19 Miss. Code. R. 1-12.10 - Proposals of Security Holders
A. If any holder or
holders of the securities of an issuer (hereafter referred to as the
"proponent") notifies the issuer in writing not less than 90 days before the
issuer's annual meeting of his intention to present a lawful proposal for
action at a forthcoming meeting of the issuer's security holders and at the
time of such notice the proponent is entitled to vote at least one percent of
the votes entitled to be voted on such proposal, the issuer shall set forth the
proposal in its proxy statement and identify it in its form of proxy and
provide for the specification of approval or disapproval of such proposal.
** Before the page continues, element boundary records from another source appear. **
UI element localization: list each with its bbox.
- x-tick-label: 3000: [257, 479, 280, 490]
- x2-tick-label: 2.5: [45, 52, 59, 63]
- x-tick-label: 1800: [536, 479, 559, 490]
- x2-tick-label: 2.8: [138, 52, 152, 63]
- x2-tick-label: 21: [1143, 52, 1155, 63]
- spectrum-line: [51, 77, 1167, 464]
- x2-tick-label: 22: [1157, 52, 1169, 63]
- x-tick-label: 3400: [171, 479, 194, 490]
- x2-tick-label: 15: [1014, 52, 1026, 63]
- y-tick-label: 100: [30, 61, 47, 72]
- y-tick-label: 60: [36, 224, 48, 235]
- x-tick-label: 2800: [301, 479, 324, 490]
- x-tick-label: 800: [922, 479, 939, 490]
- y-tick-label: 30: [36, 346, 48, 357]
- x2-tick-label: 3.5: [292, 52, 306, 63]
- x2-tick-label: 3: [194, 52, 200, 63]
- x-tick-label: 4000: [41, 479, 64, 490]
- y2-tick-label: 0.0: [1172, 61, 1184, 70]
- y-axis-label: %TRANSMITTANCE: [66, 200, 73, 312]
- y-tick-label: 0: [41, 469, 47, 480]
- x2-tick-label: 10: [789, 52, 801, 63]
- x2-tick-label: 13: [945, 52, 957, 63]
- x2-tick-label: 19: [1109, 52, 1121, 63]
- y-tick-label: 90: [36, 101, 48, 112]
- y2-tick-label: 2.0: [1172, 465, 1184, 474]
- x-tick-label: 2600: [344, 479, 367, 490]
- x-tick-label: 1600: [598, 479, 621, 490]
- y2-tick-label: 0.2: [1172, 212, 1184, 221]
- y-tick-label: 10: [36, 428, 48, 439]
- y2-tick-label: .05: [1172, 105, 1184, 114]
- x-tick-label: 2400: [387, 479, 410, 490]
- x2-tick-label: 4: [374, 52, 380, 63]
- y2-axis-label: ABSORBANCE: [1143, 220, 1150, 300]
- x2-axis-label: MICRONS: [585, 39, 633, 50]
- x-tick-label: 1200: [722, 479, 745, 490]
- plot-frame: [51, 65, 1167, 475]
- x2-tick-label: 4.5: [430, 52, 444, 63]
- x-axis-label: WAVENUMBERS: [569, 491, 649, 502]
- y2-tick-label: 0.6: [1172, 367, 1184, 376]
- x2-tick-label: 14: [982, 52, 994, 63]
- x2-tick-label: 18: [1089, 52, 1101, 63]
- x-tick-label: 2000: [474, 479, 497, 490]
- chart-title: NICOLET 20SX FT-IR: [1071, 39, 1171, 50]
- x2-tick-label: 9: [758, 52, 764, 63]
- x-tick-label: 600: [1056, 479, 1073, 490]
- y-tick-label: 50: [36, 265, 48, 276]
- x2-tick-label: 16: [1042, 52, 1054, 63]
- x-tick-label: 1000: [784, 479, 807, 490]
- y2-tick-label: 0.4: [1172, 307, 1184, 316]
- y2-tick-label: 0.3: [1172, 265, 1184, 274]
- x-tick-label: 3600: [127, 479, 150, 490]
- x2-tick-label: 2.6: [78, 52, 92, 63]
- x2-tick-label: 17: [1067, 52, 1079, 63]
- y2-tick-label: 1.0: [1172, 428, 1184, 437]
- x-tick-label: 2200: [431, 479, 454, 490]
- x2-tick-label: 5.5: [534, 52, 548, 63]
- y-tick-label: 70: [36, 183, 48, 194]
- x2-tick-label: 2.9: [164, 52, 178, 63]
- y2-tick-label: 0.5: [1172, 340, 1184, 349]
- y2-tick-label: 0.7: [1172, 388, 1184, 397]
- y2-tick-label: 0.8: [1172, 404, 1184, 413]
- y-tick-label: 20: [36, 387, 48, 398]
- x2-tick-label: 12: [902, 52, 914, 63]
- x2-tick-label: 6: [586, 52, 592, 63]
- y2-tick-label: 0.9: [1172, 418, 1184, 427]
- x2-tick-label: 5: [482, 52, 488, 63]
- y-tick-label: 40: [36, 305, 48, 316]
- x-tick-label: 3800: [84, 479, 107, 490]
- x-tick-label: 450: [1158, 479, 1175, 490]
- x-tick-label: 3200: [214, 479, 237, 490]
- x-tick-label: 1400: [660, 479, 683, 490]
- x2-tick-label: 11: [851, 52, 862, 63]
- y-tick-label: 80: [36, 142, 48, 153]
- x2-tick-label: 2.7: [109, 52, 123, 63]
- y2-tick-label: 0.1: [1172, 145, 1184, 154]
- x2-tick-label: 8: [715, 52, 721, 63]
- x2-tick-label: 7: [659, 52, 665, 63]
The
proxy statement shall also include the name and address of the
proponent.
B. If the issuer opposed
any proposal received from a proponent, it shall also, at the request of the
proponent, include in its proxy statement a statement of the proponent of not
more than 500 words in support of the proposal.
C. The issuer may omit proposal and any
statement in support thereof from its proxy statement and form of proxy under
any of the following circumstances:
1. The
proponent has submitted more than one proposal in connection with a particular
meeting.
2. The proposal is more
than 500 words in length.
3. The
proposal of the supporting statement is contrary to any Section of this
Regulation or the schedules hereto, including Section 11, which prohibits false
or misleading statements in proxy soliciting materials.
4. The proposal relates to the enforcement of
a personal claim or the redness of a personal grievance against the issuer, its
management, or any other person.
5.
The proposal deals with a matter not significantly related to the issuer's
business; a matter beyond the issuer's power to effectuate; a matter relating
to the conduct of the ordinary business operations of the issuer; or an
election to office.
6. The proposal
is counter to a proposal to be submitted by the issuer at the meeting; the
proposal relates to specific amounts of cash or stock dividends.
7. The proposal is subsequently duplicative
of a proposal previously submitted to the issuer by another proponent, which
proposal will be included in the management's proxy material for the
meeting.
8. Substantially the same
proposal has previously been submitted to security holders in the issuer's
proxy statement and form of proxy relating to any annual or special meeting of
security holders held within the preceding five calendar years, and received
less than five percent of the total number of votes cast in respect thereof at
the time of its most recent submission.
D. If the issuer intends to omit any proposal
from its proxy statement and/or forms of proxy, it shall notify the proponent
in writing of its intention at least ten days before the issuer's preliminary
proxy material is filed pursuant to Section 8(a).